Libanesische Küche- Orient trifft Oxident

Die libanesische Küche gilt als eine der ältesten und vielfältigsten weltweit. Nach über 2000 Jahren, finden sich in vielen libanesischen Gerichten heute noch kulinarische Spuren aus dem damaligen Persien, der Türkei oder auch Frankreich wieder. Exotische orientalische Küche wird vereint mit mediterraner Raffinesse.
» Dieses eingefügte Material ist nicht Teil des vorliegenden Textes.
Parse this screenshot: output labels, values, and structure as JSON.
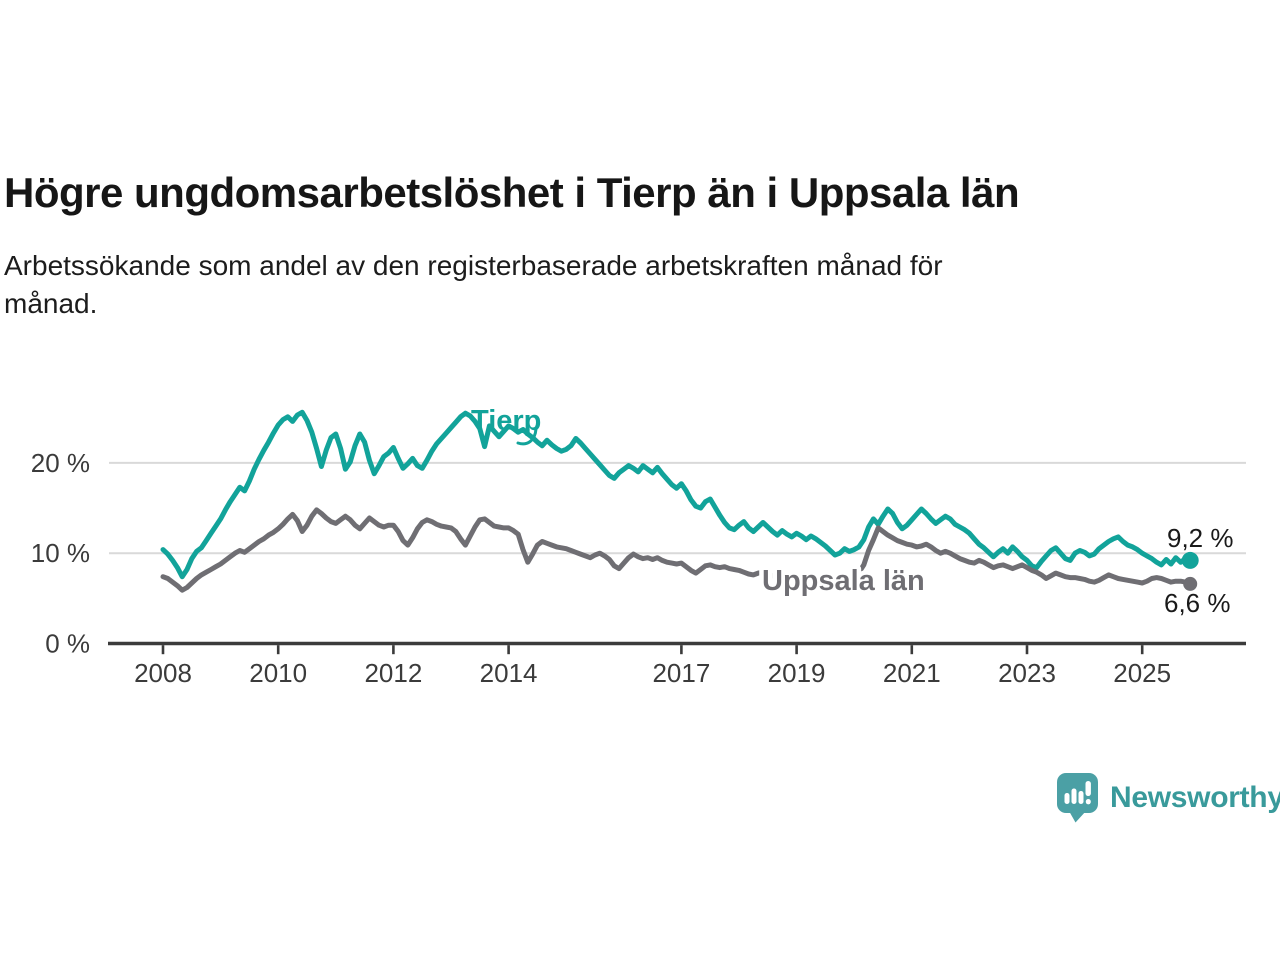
{
  "header": {
    "title": "Högre ungdomsarbetslöshet i Tierp än i Uppsala län",
    "subtitle_lines": {
      "line1": "Arbetssökande som andel av den registerbaserade arbetskraften månad för",
      "line2": "månad."
    }
  },
  "footer": {
    "brand": "Newsworthy",
    "brand_color": "#399a9b",
    "icon_color": "#4ba0a5"
  },
  "chart_data": {
    "type": "line",
    "title": "Högre ungdomsarbetslöshet i Tierp än i Uppsala län",
    "subtitle": "Arbetssökande som andel av den registerbaserade arbetskraften månad för månad.",
    "grid": "horizontal",
    "legend_position": "inline-labels",
    "x_start_year": 2008,
    "x_months_per_point": 1,
    "x_ticks": [
      {
        "label": "2008",
        "year": 2008
      },
      {
        "label": "2010",
        "year": 2010
      },
      {
        "label": "2012",
        "year": 2012
      },
      {
        "label": "2014",
        "year": 2014
      },
      {
        "label": "2017",
        "year": 2017
      },
      {
        "label": "2019",
        "year": 2019
      },
      {
        "label": "2021",
        "year": 2021
      },
      {
        "label": "2023",
        "year": 2023
      },
      {
        "label": "2025",
        "year": 2025
      }
    ],
    "y_ticks": [
      {
        "label": "0 %",
        "value": 0
      },
      {
        "label": "10 %",
        "value": 10
      },
      {
        "label": "20 %",
        "value": 20
      }
    ],
    "y_gridline_values": [
      10,
      20
    ],
    "ylim": [
      0,
      28
    ],
    "axis_color": "#3b3b3b",
    "gridline_color": "#d9d9d9",
    "end_label_color": "#1a1a1a",
    "series": [
      {
        "name": "Tierp",
        "color": "#12a39a",
        "end_label": "9,2 %",
        "end_value": 9.2,
        "end_dot": true,
        "values": [
          10.4,
          9.9,
          9.2,
          8.4,
          7.4,
          8.2,
          9.4,
          10.2,
          10.6,
          11.4,
          12.2,
          13.0,
          13.8,
          14.8,
          15.7,
          16.5,
          17.3,
          16.9,
          18.0,
          19.3,
          20.4,
          21.4,
          22.3,
          23.3,
          24.2,
          24.8,
          25.1,
          24.6,
          25.3,
          25.6,
          24.7,
          23.4,
          21.6,
          19.6,
          21.4,
          22.8,
          23.2,
          21.6,
          19.3,
          20.1,
          21.9,
          23.2,
          22.3,
          20.3,
          18.8,
          19.7,
          20.7,
          21.1,
          21.7,
          20.5,
          19.4,
          19.9,
          20.5,
          19.7,
          19.4,
          20.3,
          21.3,
          22.1,
          22.7,
          23.3,
          23.9,
          24.5,
          25.1,
          25.5,
          25.2,
          24.6,
          23.8,
          21.8,
          24.1,
          23.5,
          22.9,
          23.5,
          24.1,
          23.8,
          23.4,
          23.7,
          23.2,
          22.8,
          22.3,
          21.9,
          22.5,
          22.0,
          21.6,
          21.3,
          21.5,
          21.9,
          22.7,
          22.2,
          21.6,
          21.0,
          20.4,
          19.8,
          19.2,
          18.6,
          18.3,
          18.9,
          19.3,
          19.7,
          19.4,
          19.0,
          19.7,
          19.3,
          18.9,
          19.5,
          18.8,
          18.2,
          17.6,
          17.2,
          17.7,
          16.9,
          15.9,
          15.2,
          15.0,
          15.7,
          16.0,
          15.1,
          14.2,
          13.4,
          12.8,
          12.6,
          13.1,
          13.5,
          12.8,
          12.4,
          12.9,
          13.4,
          12.9,
          12.4,
          12.0,
          12.5,
          12.1,
          11.8,
          12.2,
          11.9,
          11.5,
          11.9,
          11.6,
          11.2,
          10.8,
          10.3,
          9.8,
          10.0,
          10.5,
          10.2,
          10.4,
          10.7,
          11.5,
          12.9,
          13.8,
          13.2,
          14.1,
          14.9,
          14.4,
          13.4,
          12.7,
          13.1,
          13.7,
          14.3,
          14.9,
          14.4,
          13.8,
          13.3,
          13.7,
          14.1,
          13.8,
          13.2,
          12.9,
          12.6,
          12.2,
          11.6,
          11.0,
          10.6,
          10.1,
          9.6,
          10.1,
          10.5,
          10.0,
          10.7,
          10.2,
          9.6,
          9.2,
          8.6,
          8.4,
          9.1,
          9.7,
          10.3,
          10.6,
          10.0,
          9.4,
          9.2,
          10.0,
          10.3,
          10.1,
          9.7,
          9.9,
          10.5,
          10.9,
          11.3,
          11.6,
          11.8,
          11.3,
          10.9,
          10.7,
          10.4,
          10.0,
          9.7,
          9.4,
          9.0,
          8.7,
          9.3,
          8.8,
          9.5,
          9.0,
          9.4,
          9.2
        ]
      },
      {
        "name": "Uppsala län",
        "color": "#6f6e73",
        "end_label": "6,6 %",
        "end_value": 6.6,
        "end_dot": true,
        "values": [
          7.4,
          7.2,
          6.8,
          6.4,
          5.9,
          6.2,
          6.7,
          7.2,
          7.6,
          7.9,
          8.2,
          8.5,
          8.8,
          9.2,
          9.6,
          10.0,
          10.3,
          10.1,
          10.5,
          10.9,
          11.3,
          11.6,
          12.0,
          12.3,
          12.7,
          13.2,
          13.8,
          14.3,
          13.6,
          12.4,
          13.1,
          14.1,
          14.8,
          14.4,
          13.9,
          13.5,
          13.3,
          13.7,
          14.1,
          13.7,
          13.1,
          12.7,
          13.3,
          13.9,
          13.5,
          13.1,
          12.9,
          13.1,
          13.1,
          12.4,
          11.4,
          10.9,
          11.7,
          12.7,
          13.4,
          13.7,
          13.5,
          13.2,
          13.0,
          12.9,
          12.8,
          12.4,
          11.6,
          10.9,
          11.9,
          12.9,
          13.7,
          13.8,
          13.4,
          13.0,
          12.9,
          12.8,
          12.8,
          12.5,
          12.1,
          10.4,
          9.0,
          9.9,
          10.9,
          11.3,
          11.1,
          10.9,
          10.7,
          10.6,
          10.5,
          10.3,
          10.1,
          9.9,
          9.7,
          9.5,
          9.8,
          10.0,
          9.7,
          9.3,
          8.6,
          8.3,
          8.9,
          9.5,
          9.9,
          9.6,
          9.4,
          9.5,
          9.3,
          9.5,
          9.2,
          9.0,
          8.9,
          8.8,
          8.9,
          8.5,
          8.1,
          7.8,
          8.2,
          8.6,
          8.7,
          8.5,
          8.4,
          8.5,
          8.3,
          8.2,
          8.1,
          7.9,
          7.7,
          7.6,
          7.8,
          7.9,
          7.7,
          7.5,
          7.4,
          7.5,
          7.4,
          7.3,
          7.3,
          7.2,
          7.1,
          7.0,
          7.1,
          7.2,
          7.1,
          7.0,
          6.9,
          7.0,
          7.1,
          7.3,
          7.5,
          7.9,
          8.7,
          10.3,
          11.5,
          12.8,
          12.4,
          12.0,
          11.7,
          11.4,
          11.2,
          11.0,
          10.9,
          10.7,
          10.8,
          11.0,
          10.7,
          10.3,
          10.0,
          10.2,
          10.0,
          9.7,
          9.4,
          9.2,
          9.0,
          8.9,
          9.2,
          9.0,
          8.7,
          8.4,
          8.6,
          8.7,
          8.5,
          8.3,
          8.5,
          8.7,
          8.4,
          8.1,
          7.9,
          7.6,
          7.2,
          7.5,
          7.8,
          7.6,
          7.4,
          7.3,
          7.3,
          7.2,
          7.1,
          6.9,
          6.8,
          7.0,
          7.3,
          7.6,
          7.4,
          7.2,
          7.1,
          7.0,
          6.9,
          6.8,
          6.7,
          6.9,
          7.2,
          7.3,
          7.2,
          7.0,
          6.8,
          6.9,
          6.9,
          6.8,
          6.6
        ]
      }
    ]
  }
}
Neben Reis und frischem Gemüse wird im Libanon traditionell viel Lamm und Geflügel gegessen. Kaum eine Speise wird ohne Olivenöl oder Knoblauch zubereitet. Den unverwechselbaren Geschmack erhalten die Gerichte durch die Beimengung aromatischer Gewürze, die ein unverzichtbarer Teil libanesischen Essen darstellen. Die fettarme Zubereitungsweise macht sie zur idealen Grundlage einer gesunden Ernährung.
Auffallend ist auch die große Varietät der Vorspeisen. Unter ihnen ist die " Merze" wohl die populärste. Mit ihr beginnt fast jede libanesische Mahlzeit. "Mezze" ist eine Zusammenstellung verschiedener kleiner Gerichte, die in kleinen Schälchen, meist kalt, serviert werden. Typische Zutaten der "Mezze" sind Hummus, Joghurt, Auberginen, Tomaten und Oliven.
Das Nationalgetränk der Libanesen ist der Arak. Ein, mit Anis versetzter, gegorener Traubensaft.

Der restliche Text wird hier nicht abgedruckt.